STEP #3--Provide Consent for Your Provider to Release Information:
Before utilization review begins, discuss with your provider the information s/he can and cannot release in order to obtain service authorization on your behalf. Remember, this is your personal information. Be assertive in deciding who should be allowed to see it. It is important to feel safe sharing personal information with your provider, and the law states that you have the last word on what information the insurance company receives. Companies should not request complete medical records, full session notes, or extraneous details about your personal life.
II. Steps To Take During The Appeals Process
If the insurance company refuses to pay for your treatment, despite following the steps listed above, consider taking the following actions when you and/or your provider receive a formal written notice that care has been denied:
STEP #1--Insist that your provider help you:
If your provider recommends a course of treatment, s/he is ethically bound to appeal on your behalf. Providers may be held legally liable for negligence if they do not appeal and you or someone else is hurt as a result.
STEP #2--Make sure your provider requests a special, expedited appeal for emergencies:
Emergency care cannot be put off because of standard paperwork or decision making processes.

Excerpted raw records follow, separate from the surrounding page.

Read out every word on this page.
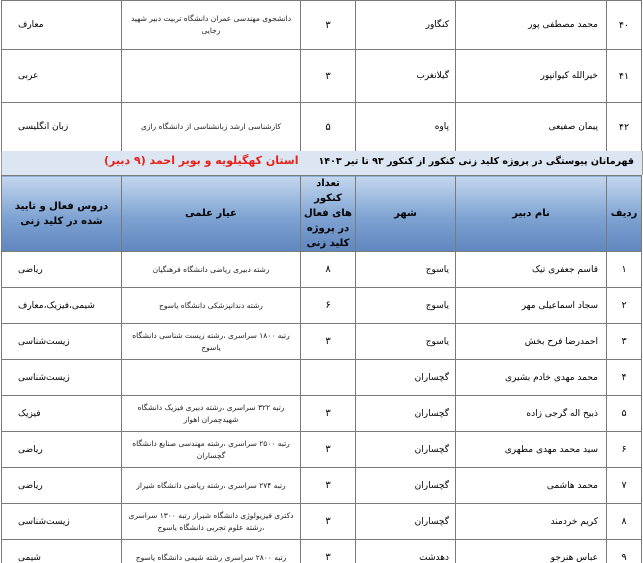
۴۰	محمد مصطفی پور	کنگاور	۳	دانشجوی مهندسی عمران دانشگاه تربیت دبیر شهید رجایی	معارف
۴۱	خیرالله کیوانپور	گیلانغرب	۳		عربی
۴۲	پیمان صفیعی	پاوه	۵	کارشناسی ارشد زبانشناسی از دانشگاه رازی	زبان انگلیسی
قهرمانان پیوستگی در پروژه کلید زنی کنکور از کنکور ۹۳ تا تیر ۱۴۰۳
استان کهگیلویه و بویر احمد (۹ دبیر)
ردیف	نام دبیر	شهر	تعداد کنکور های فعال در پروژه کلید زنی	عیار علمی	دروس فعال و تایید شده در کلید زنی
۱	قاسم جعفری تیک	یاسوج	۸	رشته دبیری ریاضی دانشگاه فرهنگیان	ریاضی
۲	سجاد اسماعیلی مهر	یاسوج	۶	رشته دندانپزشکی دانشگاه یاسوج	شیمی،فیزیک،معارف
۳	احمدرضا فرح بخش	یاسوج	۳	رتبه ۱۸۰۰ سراسری ،رشته زیست شناسی دانشگاه یاسوج	زیست‌شناسی
۴	محمد مهدی خادم بشیری	گچساران			زیست‌شناسی
۵	ذبیح اله گرجی زاده	گچساران	۳	رتبه ۳۲۲ سراسری ،رشته دبیری فیزیک دانشگاه شهیدچمران اهواز	فیزیک
۶	سید محمد مهدی مطهری	گچساران	۳	رتبه ۲۵۰۰ سراسری ،رشته مهندسی صنایع دانشگاه گچساران	ریاضی
۷	محمد هاشمی	گچساران	۳	رتبه ۲۷۴ سراسری ،رشته ریاضی دانشگاه شیراز	ریاضی
۸	کریم خردمند	گچساران	۳	دکتری فیزیولوژی دانشگاه شیراز رتبه ۱۳۰۰ سراسری ،رشته علوم تجربی دانشگاه یاسوج	زیست‌شناسی
۹	عباس هنرجو	دهدشت	۳	رتبه ۲۸۰۰ سراسری رشته شیمی دانشگاه یاسوج	شیمی
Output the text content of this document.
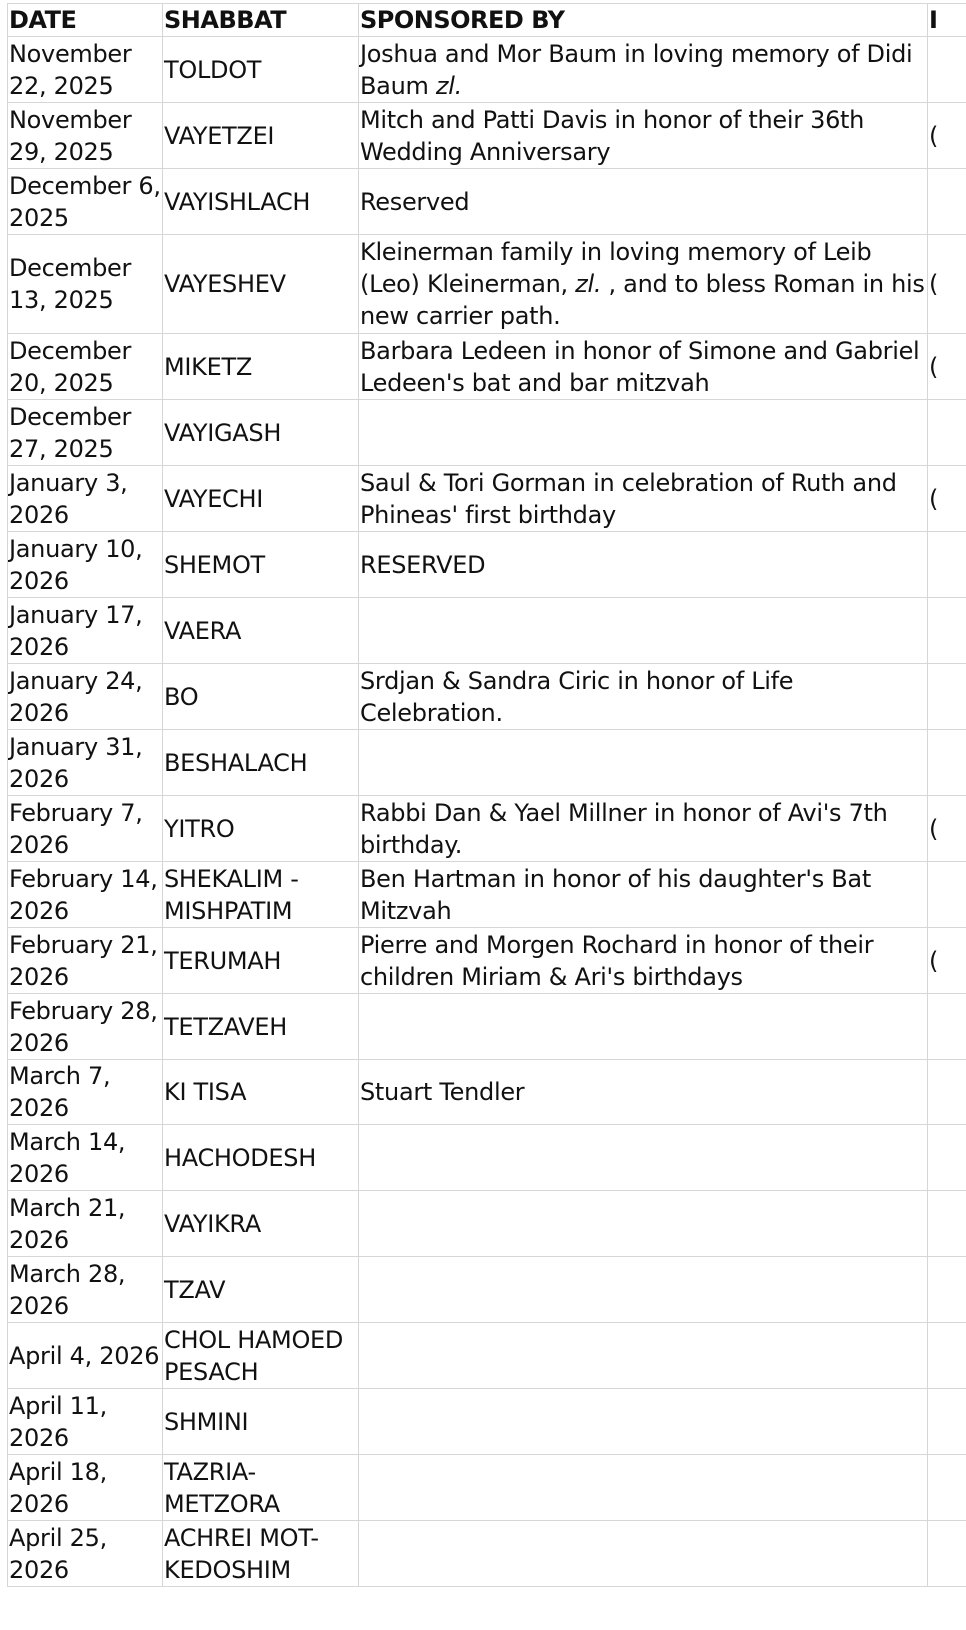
DATE	SHABBAT	SPONSORED BY	I
November 22, 2025	TOLDOT	Joshua and Mor Baum in loving memory of Didi Baum zl.	
November 29, 2025	VAYETZEI	Mitch and Patti Davis in honor of their 36th Wedding Anniversary	(
December 6, 2025	VAYISHLACH	Reserved	
December 13, 2025	VAYESHEV	Kleinerman family in loving memory of Leib (Leo) Kleinerman, zl. , and to bless Roman in his new carrier path.	(
December 20, 2025	MIKETZ	Barbara Ledeen in honor of Simone and Gabriel Ledeen's bat and bar mitzvah	(
December 27, 2025	VAYIGASH		
January 3, 2026	VAYECHI	Saul & Tori Gorman in celebration of Ruth and Phineas' first birthday	(
January 10, 2026	SHEMOT	RESERVED	
January 17, 2026	VAERA		
January 24, 2026	BO	Srdjan & Sandra Ciric in honor of Life Celebration.	
January 31, 2026	BESHALACH		
February 7, 2026	YITRO	Rabbi Dan & Yael Millner in honor of Avi's 7th birthday.	(
February 14, 2026	SHEKALIM - MISHPATIM	Ben Hartman in honor of his daughter's Bat Mitzvah	
February 21, 2026	TERUMAH	Pierre and Morgen Rochard in honor of their children Miriam & Ari's birthdays	(
February 28, 2026	TETZAVEH		
March 7, 2026	KI TISA	Stuart Tendler	
March 14, 2026	HACHODESH		
March 21, 2026	VAYIKRA		
March 28, 2026	TZAV		
April 4, 2026	CHOL HAMOED PESACH		
April 11, 2026	SHMINI		
April 18, 2026	TAZRIA-METZORA		
April 25, 2026	ACHREI MOT-KEDOSHIM		
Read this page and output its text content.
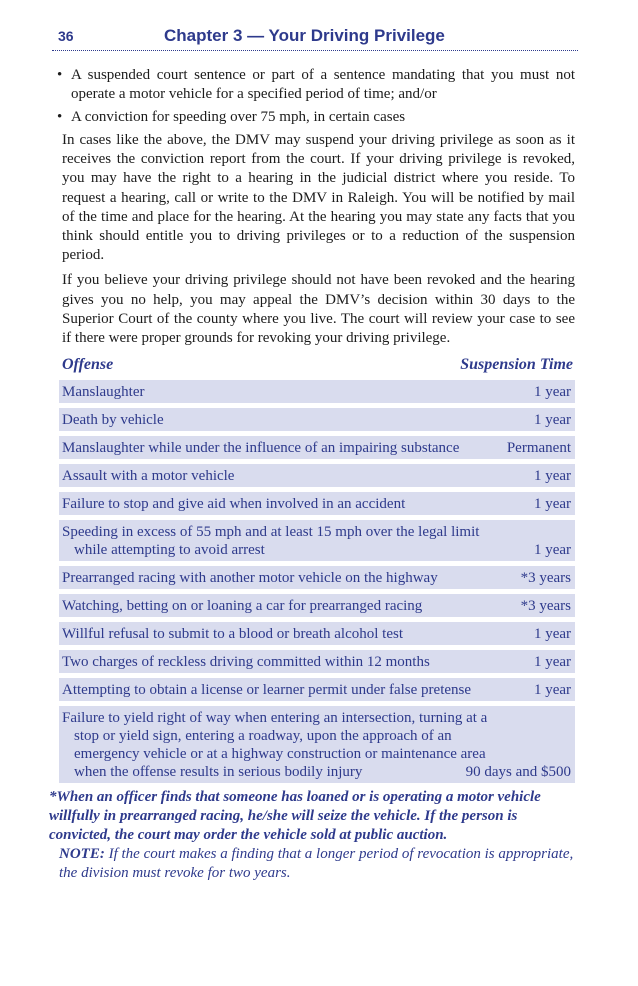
36	Chapter 3 — Your Driving Privilege
• A suspended court sentence or part of a sentence mandating that you must not operate a motor vehicle for a specified period of time; and/or
• A conviction for speeding over 75 mph, in certain cases

In cases like the above, the DMV may suspend your driving privilege as soon as it receives the conviction report from the court. If your driving privilege is revoked, you may have the right to a hearing in the judicial district where you reside. To request a hearing, call or write to the DMV in Raleigh. You will be notified by mail of the time and place for the hearing. At the hearing you may state any facts that you think should entitle you to driving privileges or to a reduction of the suspension period.

If you believe your driving privilege should not have been revoked and the hearing gives you no help, you may appeal the DMV’s decision within 30 days to the Superior Court of the county where you live. The court will review your case to see if there were proper grounds for revoking your driving privilege.

Offense	Suspension Time
Manslaughter	1 year
Death by vehicle	1 year
Manslaughter while under the influence of an impairing substance	Permanent
Assault with a motor vehicle	1 year
Failure to stop and give aid when involved in an accident	1 year
Speeding in excess of 55 mph and at least 15 mph over the legal limit while attempting to avoid arrest	1 year
Prearranged racing with another motor vehicle on the highway	*3 years
Watching, betting on or loaning a car for prearranged racing	*3 years
Willful refusal to submit to a blood or breath alcohol test	1 year
Two charges of reckless driving committed within 12 months	1 year
Attempting to obtain a license or learner permit under false pretense	1 year
Failure to yield right of way when entering an intersection, turning at a stop or yield sign, entering a roadway, upon the approach of an emergency vehicle or at a highway construction or maintenance area when the offense results in serious bodily injury	90 days and $500
*When an officer finds that someone has loaned or is operating a motor vehicle willfully in prearranged racing, he/she will seize the vehicle. If the person is convicted, the court may order the vehicle sold at public auction.
NOTE: If the court makes a finding that a longer period of revocation is appropriate, the division must revoke for two years.
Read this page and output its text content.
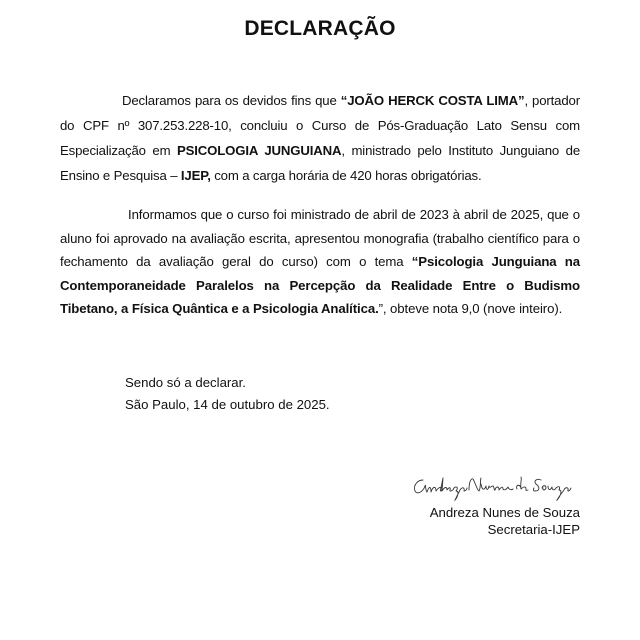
DECLARAÇÃO

Declaramos para os devidos fins que “JOÃO HERCK COSTA LIMA”, portador do CPF nº 307.253.228-10, concluiu o Curso de Pós-Graduação Lato Sensu com Especialização em PSICOLOGIA JUNGUIANA, ministrado pelo Instituto Junguiano de Ensino e Pesquisa – IJEP, com a carga horária de 420 horas obrigatórias.

Informamos que o curso foi ministrado de abril de 2023 à abril de 2025, que o aluno foi aprovado na avaliação escrita, apresentou monografia (trabalho científico para o fechamento da avaliação geral do curso) com o tema “Psicologia Junguiana na Contemporaneidade Paralelos na Percepção da Realidade Entre o Budismo Tibetano, a Física Quântica e a Psicologia Analítica.”, obteve nota 9,0 (nove inteiro).

Sendo só a declarar.
São Paulo, 14 de outubro de 2025.
Andreza Nunes de Souza
Secretaria-IJEP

Most insurance companies provide this special appeals process, so use it when necessary.
STEP #3--Confirm with the insurance company that your services will be covered during the appeal:
If this is not possible, ask what your financial obligations would be for these services if the appeal is unsuccessful so that you may discuss other options with your provider(s), as necessary.
STEP #4--Request, or have your provider request, written notification of the reasons for denial:
Your insurance company should send both you and your provider a written explanation of the reasons care is being denied. This notice should include a description of the information required for your treatment to be approved. By providing this information in writing, it reduces the chances that there will be a miscommunication between the insurance company and you and your provider.
STEP #5--Make sure that you and your provider(s) meet all deadlines:
If your treatment is denied because either you or your provider missed a utilization review or appeals deadline, that denial is rarely overturned, even if the company agrees that treatment is necessary.
STEP #6--If you are on Medicaid, you may request a "state fair hearing" at the same time you file your appeal:
These processes vary by state. Contact your Medicaid office for details.
III. Steps To Take If Your Appeal Fails
STEP #1--Appeal again -- and again!:
Most insurance companies offer three to four levels of appeal, and each appeal will involve new people, increasing the chance that the insurance company will agree with the proposed care plan.
STEP #2--Request an appeal review by an external party:
A review by somebody who is not on the insurance company’s staff will be more objective. There may or may not be a charge to you and/or your provider for such a review.
STEP #3--Enlist the help of the ombudsman program or your employer’s Human Resources Department, if applicable:
Your state may have established an ombudsman to assist you with Medicaid problems, and your employer’s Human Resources staff should be available to assist you with any benefit problems you encounter.
STEP #4--Make alternative plans:
Even when all efforts have failed, don’t accept a flat denial of treatment services. The insurance company and your provider should come to agreement on an alternative to the originally requested treatment plan.